LECTURE: All Films are equal: Zero budget filmmaking (and why i do it)

November 16, 2015
in Category: cinedays2015, Additional Program
918 0
LECTURE: All Films are equal: Zero budget filmmaking (and why i do it)
16. 11. | 12:00 | Pocket Cinema 

William Brown
William Brown is Senior Lecturer in Film at the University of Roehampton, London. He is the author of Supercinema: Film-Philosophy for the Digital Age (Berghahn, 2013) and Non-Cinema: Global Digital Filmmaking, Entanglement, Ethics, Multitude (forthcoming). He is the co-author, with Dina Iordanova and Leshu Torchin, of Moving People, Moving Images: Cinema and Trafficking in the New Europe (St Andrews Film Studies, 2010) and the co-editor, with David Martin-Jones, of Deleuze and Film (Edinburgh University Press, 2012). He has also directed several zero to low-budget feature films, including En Attendant Godard (2009), Afterimages (2010), Common Ground (2012), China: A User’s Manual (2012), Selfie (2014, The New Hope (2015) and Ur: The End of Civilization in 90 Tableaux (2015).

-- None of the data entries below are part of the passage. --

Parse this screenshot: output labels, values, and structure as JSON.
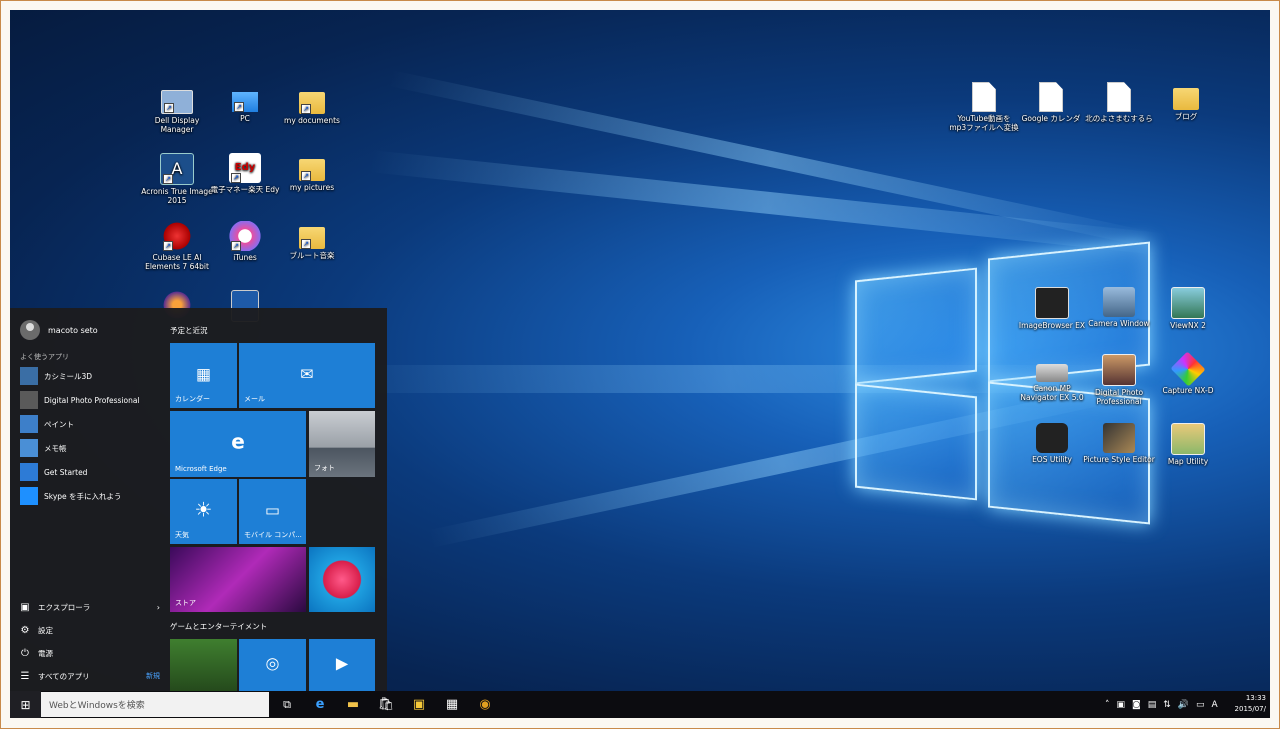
{
  "desktop": {
    "icons_left": [
      {
        "label": "Dell Display Manager",
        "icon": "monitor-icon"
      },
      {
        "label": "PC",
        "icon": "computer-icon"
      },
      {
        "label": "my documents",
        "icon": "folder-doc-icon"
      },
      {
        "label": "Acronis True Image 2015",
        "icon": "acronis-icon"
      },
      {
        "label": "電子マネー楽天 Edy",
        "icon": "edy-icon"
      },
      {
        "label": "my pictures",
        "icon": "folder-picture-icon"
      },
      {
        "label": "Cubase LE AI Elements 7 64bit",
        "icon": "cubase-icon"
      },
      {
        "label": "iTunes",
        "icon": "itunes-icon"
      },
      {
        "label": "ブルート音楽",
        "icon": "folder-icon"
      }
    ],
    "icons_right_top": [
      {
        "label": "YouTube動画を mp3ファイルへ変換",
        "icon": "document-icon"
      },
      {
        "label": "Google カレンダ",
        "icon": "document-icon"
      },
      {
        "label": "北のよさまむするら",
        "icon": "document-icon"
      },
      {
        "label": "ブログ",
        "icon": "folder-icon"
      }
    ],
    "icons_right_logo": [
      {
        "label": "ImageBrowser EX",
        "icon": "camera-app-icon"
      },
      {
        "label": "Camera Window",
        "icon": "camera-window-icon"
      },
      {
        "label": "ViewNX 2",
        "icon": "viewnx-icon"
      },
      {
        "label": "Canon MP Navigator EX 5.0",
        "icon": "scanner-icon"
      },
      {
        "label": "Digital Photo Professional",
        "icon": "photo-pro-icon"
      },
      {
        "label": "Capture NX-D",
        "icon": "capture-nx-icon"
      },
      {
        "label": "EOS Utility",
        "icon": "eos-camera-icon"
      },
      {
        "label": "Picture Style Editor",
        "icon": "picture-style-icon"
      },
      {
        "label": "Map Utility",
        "icon": "map-icon"
      }
    ]
  },
  "start_menu": {
    "user_name": "macoto seto",
    "most_used_title": "よく使うアプリ",
    "apps": [
      {
        "label": "カシミール3D",
        "color": "#3a6ea5"
      },
      {
        "label": "Digital Photo Professional",
        "color": "#5a5a5a"
      },
      {
        "label": "ペイント",
        "color": "#3d7fc9"
      },
      {
        "label": "メモ帳",
        "color": "#4a8fd6"
      },
      {
        "label": "Get Started",
        "color": "#2d7bd6"
      },
      {
        "label": "Skype を手に入れよう",
        "color": "#1e90ff"
      }
    ],
    "bottom": [
      {
        "label": "エクスプローラ",
        "glyph": "▣"
      },
      {
        "label": "設定",
        "glyph": "⚙"
      },
      {
        "label": "電源",
        "glyph": "⏻"
      },
      {
        "label": "すべてのアプリ",
        "glyph": "☰"
      }
    ],
    "new_badge": "新規",
    "tiles_heading_1": "予定と近況",
    "tiles_heading_2": "ゲームとエンターテイメント",
    "tiles": {
      "calendar": "カレンダー",
      "mail": "メール",
      "edge": "Microsoft Edge",
      "photos": "フォト",
      "weather": "天気",
      "phone": "モバイル コンパ...",
      "store": "ストア"
    }
  },
  "taskbar": {
    "search_placeholder": "WebとWindowsを検索",
    "clock_time": "13:33",
    "clock_date": "2015/07/",
    "ime": "A"
  }
}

All Films are equal: Zero budget filmmaking (and why i do it)
Discussion about various forms of zero- to low-budget filmmaking from across the globe, including China, the Philippines and the USA – as well as my own filmmaking practice. I shall contend that zero budget filmmaking is, in the contemporary era, enabled by digital technology – and that the technology, in conjunction with the low budget, often leads to formal innovation that makes of this kind of filmmaking a vibrant and important form. Indeed, I shall explain how the aesthetics of the zero budget film also contain a political dimension – in that the films constitute a democratic cinema in which all films are equal. I shall explore how distribution does remain a key issue for such films and filmmakers, in spite of the utopian promise of online distribution and exhibition sites such as YouTube and Vimeo, and in spite of the theoretical support of the festival circuit. Nonetheless, I shall contend that such films constitute the future of cinema and a world in which seven billion cine-poets might bloom.